The award winners were selected by their peers for their willingness to share their work and knowledge with the community and for their ability to inspire others to participate in and appreciate the arts.
To save the artists the stress of standing on stage, each year Dave Baker interviews them ahead of the ceremony and creates a video showcasing each artist’s passions.
The evening began with a video of Brian Lackey, a talented guitar player and singer, who plays solo, as well as with his band Hundred Miles Across, which features last year’s Raven About the Arts award winner, Monika Schaefer, on violin.
Lackey explained in his interview that there is nothing he enjoys more than sitting down to play music, whether it’s in the kitchen with some friends, at a jam night or on stage.
“I play music with people at least once a week,” he said, adding that there are ample opportunities to play in Jasper. “It’s something that I’d like to continue to work at, I’d like to be a better musician ... and be as good a musician as I can be.”
Shawna Woelke is a hula-hooper and fire dancer, and this year’s recipient of the choreography award.
Woelke picked up hula hooping from a friend and has since started making her own hoops and teaching workshops, as well as performing at festivals.
“There’s so much more to hula-hooping than just hooping around the waist,” she said gushing about all that you can do with your body, whether it’s using multiple hoops at a time or incorporating fire.
Woelke’s talents are often visible on the Visitor Information Centre lawn or at festivals in the region, including the Jasper Folk Music Festival and Wild Mountain Music Festival.

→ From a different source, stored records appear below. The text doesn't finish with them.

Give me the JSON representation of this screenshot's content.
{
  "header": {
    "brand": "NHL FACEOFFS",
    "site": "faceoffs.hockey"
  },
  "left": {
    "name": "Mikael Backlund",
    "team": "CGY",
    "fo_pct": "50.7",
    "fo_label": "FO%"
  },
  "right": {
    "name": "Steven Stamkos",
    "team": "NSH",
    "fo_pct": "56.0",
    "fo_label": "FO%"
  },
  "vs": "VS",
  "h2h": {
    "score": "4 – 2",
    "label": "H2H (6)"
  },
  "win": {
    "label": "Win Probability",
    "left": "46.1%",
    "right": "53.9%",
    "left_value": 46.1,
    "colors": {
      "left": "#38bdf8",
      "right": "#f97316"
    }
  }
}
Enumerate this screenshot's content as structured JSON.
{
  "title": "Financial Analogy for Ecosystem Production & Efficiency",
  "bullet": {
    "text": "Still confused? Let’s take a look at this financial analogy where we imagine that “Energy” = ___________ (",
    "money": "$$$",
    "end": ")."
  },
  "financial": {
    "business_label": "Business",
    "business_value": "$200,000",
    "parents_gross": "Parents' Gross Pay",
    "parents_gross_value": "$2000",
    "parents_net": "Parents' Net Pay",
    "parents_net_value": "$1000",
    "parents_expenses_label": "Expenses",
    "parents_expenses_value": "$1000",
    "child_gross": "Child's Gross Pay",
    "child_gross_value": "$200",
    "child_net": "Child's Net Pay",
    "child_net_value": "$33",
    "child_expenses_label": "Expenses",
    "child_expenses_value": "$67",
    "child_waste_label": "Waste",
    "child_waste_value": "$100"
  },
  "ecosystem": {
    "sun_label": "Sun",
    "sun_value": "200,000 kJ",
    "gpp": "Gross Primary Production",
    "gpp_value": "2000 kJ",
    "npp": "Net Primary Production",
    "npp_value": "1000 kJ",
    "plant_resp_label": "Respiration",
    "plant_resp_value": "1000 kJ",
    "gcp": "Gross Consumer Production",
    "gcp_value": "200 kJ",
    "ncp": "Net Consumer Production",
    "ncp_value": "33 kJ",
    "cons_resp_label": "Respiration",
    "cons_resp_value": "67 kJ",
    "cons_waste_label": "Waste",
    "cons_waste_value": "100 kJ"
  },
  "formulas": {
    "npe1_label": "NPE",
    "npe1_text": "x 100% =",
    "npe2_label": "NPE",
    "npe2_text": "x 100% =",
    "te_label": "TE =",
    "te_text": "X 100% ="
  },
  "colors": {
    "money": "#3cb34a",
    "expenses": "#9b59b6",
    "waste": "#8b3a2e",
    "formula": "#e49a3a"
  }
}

Deb Joly—as well as being a fabulous Marilyn Monroe impersonator—is a local photographer, who started snapping photos when she was a teenager, as a way of keeping a visual diary.
Later in life, when she began working at the Palisades Stewardship Education Centre, Joly’s focus changed.
“My intention as well was to paint, so many of my photographs I have taken with an eye of how would this look as a painting,” she said, explaining her creative process.
Lena Fraser is a thespian. She has worked closely with the Jasper Theatre Company, either starring in plays—like A Christmas Carol—or directing them.
Her love of the stage began early, when she was a dancer and singer, and then in high school it led her to theatre.
“I love entertaining,” she said. “I love getting the reaction from people in the audience, and I love the challenge of being a completely different person than you are in your every day life.
“Being a part of theatre in Jasper is even more rewarding than being a part of theatre in a bigger city because you know everybody and it’s amazing to know that everyone in this community has come and filled the activity centre or filled the high school gym to come out and support us.”
Marla Pollock is a painter who creates vibrant acrylic paintings.
As a founding member of the Jasper Artists Guild, her work appears in the guild’s galleries, where it stands out from the rest, as something completely different; because unlike many of Jasper’s other painters, Pollock avoids landscapes.
“I have tried landscape painting and I seriously want to nap. I love the beauty of the mountains and the trees, the rivers and the rocks and I can feel their energy, but I’m never really called to paint them or capture their energy, never. It’s just mostly my imagination, my internal gaze.”
Shelley and Sam Koebel are the owners of the SnowDome Coffee Bar, and huge supporters of Jasper’s arts community.
As well as hosting numerous arts events within their shop each year, the Koebels also donated a space to the Jasper Artists Guild last winter.
For their commitment to the health of Jasper’s arts community, they were presented the patron of the arts award.